Where Cultures Connect beyond Borders

Jim Goodman, an American traveler, author, ethnologist and photographer who has spent the last half-century in Asia, converses with Keith Lyons.

Jim Goodman in Nepal at Dasain being blessed by King Birendra, October 1978.

Jim Goodman is something of a legend in Southeast Asia and Eastern South Asia. His definitive guide to southwest China’s Yunnan province was the most sought-after travel book for any intrepid backpacker wanting to get off-the-beaten-track in the ethnically-diverse province bordering Vietnam, Laos, Myanmar and Tibet. That’s how I first came across Jim, through the well-thumbed pages of his The Exploration of Yunnan.
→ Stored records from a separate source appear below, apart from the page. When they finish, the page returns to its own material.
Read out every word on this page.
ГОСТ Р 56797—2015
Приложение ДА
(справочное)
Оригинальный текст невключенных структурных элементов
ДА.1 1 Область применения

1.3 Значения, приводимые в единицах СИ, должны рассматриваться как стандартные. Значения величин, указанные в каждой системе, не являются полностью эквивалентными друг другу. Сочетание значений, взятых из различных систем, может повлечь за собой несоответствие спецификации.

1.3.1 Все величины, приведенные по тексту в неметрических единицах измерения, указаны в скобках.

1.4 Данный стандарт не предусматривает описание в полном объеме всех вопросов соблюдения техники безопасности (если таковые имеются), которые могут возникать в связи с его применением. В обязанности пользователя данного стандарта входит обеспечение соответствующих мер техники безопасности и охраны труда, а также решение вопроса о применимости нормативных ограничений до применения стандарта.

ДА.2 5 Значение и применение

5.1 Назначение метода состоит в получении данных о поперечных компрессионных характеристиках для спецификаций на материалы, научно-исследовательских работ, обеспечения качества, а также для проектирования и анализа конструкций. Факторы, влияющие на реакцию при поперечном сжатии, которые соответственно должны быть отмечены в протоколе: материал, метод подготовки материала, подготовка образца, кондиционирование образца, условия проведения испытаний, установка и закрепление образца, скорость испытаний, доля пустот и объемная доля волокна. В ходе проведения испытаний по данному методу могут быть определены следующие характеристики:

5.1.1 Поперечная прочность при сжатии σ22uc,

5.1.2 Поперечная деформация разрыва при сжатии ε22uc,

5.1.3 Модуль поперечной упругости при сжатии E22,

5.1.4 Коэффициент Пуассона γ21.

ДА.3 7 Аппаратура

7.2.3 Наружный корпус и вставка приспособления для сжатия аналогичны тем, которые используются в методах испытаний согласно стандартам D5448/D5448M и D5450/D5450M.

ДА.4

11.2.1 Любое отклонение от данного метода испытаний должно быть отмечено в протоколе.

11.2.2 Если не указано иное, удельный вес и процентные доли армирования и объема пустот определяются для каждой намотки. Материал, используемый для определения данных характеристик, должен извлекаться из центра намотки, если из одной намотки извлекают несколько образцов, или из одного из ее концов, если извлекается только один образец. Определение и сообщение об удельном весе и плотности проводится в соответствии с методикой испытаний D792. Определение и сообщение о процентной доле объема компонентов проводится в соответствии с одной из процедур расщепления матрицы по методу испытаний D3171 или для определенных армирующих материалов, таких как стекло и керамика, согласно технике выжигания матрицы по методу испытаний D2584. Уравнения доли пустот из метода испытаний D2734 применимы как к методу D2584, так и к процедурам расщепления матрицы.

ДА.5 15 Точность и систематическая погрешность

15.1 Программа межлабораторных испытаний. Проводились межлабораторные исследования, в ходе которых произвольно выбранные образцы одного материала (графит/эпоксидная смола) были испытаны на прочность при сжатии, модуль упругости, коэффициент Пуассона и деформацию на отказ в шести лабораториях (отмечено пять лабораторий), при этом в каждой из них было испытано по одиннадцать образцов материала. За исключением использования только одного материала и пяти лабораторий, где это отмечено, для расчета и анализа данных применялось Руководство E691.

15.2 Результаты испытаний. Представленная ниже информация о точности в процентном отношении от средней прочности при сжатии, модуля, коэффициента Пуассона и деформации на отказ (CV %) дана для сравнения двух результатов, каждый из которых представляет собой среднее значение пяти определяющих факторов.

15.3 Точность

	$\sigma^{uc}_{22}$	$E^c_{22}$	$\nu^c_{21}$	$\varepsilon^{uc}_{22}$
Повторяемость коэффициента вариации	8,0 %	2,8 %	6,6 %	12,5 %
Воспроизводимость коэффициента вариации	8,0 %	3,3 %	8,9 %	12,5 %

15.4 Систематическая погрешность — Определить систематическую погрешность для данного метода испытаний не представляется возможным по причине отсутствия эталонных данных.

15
Back then, I marvelled at his ability to venture into areas that were only just opening up to foreign travellers, and the breadth and depth of his knowledge of different ethnic minorities. It was almost 20 years later that I finally met Jim in person in a cafe inside the old city gates of northern Thailand’s Chiang Mai, where he has been based since 1988. Later, on a media trip to the Golden Triangle’s eastern Shan state hill-tribe villages, I saw how Jim’s interactions, appearance (and conversation in ethnic language) endeared him to local minorities. 

He has published books in Nepal, Singapore, Thailand, China and Vietnam, and also worked with ethnic minorities, including on textiles with Newars in Nepal and northern east Indian Mizos, and on traditional handicrafts with Akha in northern Thailand. “Besides acquiring new labour skills—I was the dyer and designer—the work gave me valuable insights into the different cultural norms and ways of thinking of traditional societies in this region,” he once wrote. “My writing, research and photography reflect my fascination with history, traditional cultures and ethnic minorities, not just in the ethnologies, cultural studies and histories I’ve published, but in my fiction and poetry as well.”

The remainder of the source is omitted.